CVE-2025-5234: 
WordPress vulnerability analysis and mitigation

The Gutenverse News plugin for WordPress contains a Stored Cross-Site Scripting (XSS) vulnerability (CVE-2025-5234) discovered on June 18, 2025 and publicly disclosed on June 19, 2025. The vulnerability affects all versions up to and including 1.0.4 of the plugin (NVD, Wiz).

The vulnerability stems from insufficient input sanitization and output escaping of the 'elementId' parameter in the class-grab.php file. The issue has been assigned a CVSS v3.1 base score of 6.4 (Medium) with the vector string CVSS:3.1/AV:N/AC:L/PR:L/UI:N/S:C/C:L/I:L/A:N, indicating it requires low attack complexity and privileged access (NVD, Wiz).

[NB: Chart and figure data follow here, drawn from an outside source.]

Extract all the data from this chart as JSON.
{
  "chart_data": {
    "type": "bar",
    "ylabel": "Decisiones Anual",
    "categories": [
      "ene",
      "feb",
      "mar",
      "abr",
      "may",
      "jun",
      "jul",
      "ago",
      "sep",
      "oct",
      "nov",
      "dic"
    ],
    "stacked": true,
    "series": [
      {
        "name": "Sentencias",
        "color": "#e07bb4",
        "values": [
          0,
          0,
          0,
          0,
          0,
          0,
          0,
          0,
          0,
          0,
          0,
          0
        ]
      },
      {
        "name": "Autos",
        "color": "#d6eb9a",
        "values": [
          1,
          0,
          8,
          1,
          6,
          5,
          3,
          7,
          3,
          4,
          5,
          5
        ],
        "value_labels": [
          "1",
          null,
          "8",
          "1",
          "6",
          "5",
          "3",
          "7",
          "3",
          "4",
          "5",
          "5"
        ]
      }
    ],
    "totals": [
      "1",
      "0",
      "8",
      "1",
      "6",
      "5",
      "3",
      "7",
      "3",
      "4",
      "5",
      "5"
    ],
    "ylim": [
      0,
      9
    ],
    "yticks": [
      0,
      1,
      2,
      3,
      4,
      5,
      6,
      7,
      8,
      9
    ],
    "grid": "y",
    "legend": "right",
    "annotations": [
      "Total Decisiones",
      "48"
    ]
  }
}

When exploited, this vulnerability allows authenticated attackers with Contributor-level access or higher to inject arbitrary web scripts into pages. These malicious scripts will execute whenever a user accesses an affected page, potentially leading to theft of sensitive information or manipulation of page content (NVD).

The vulnerability has been patched in version 2.0.0 of the Gutenverse News plugin. The update includes fixes for the vulnerability in the elementId parameter and other security improvements. Users are strongly advised to update to version 2.0.0 or later (WordPress Plugin).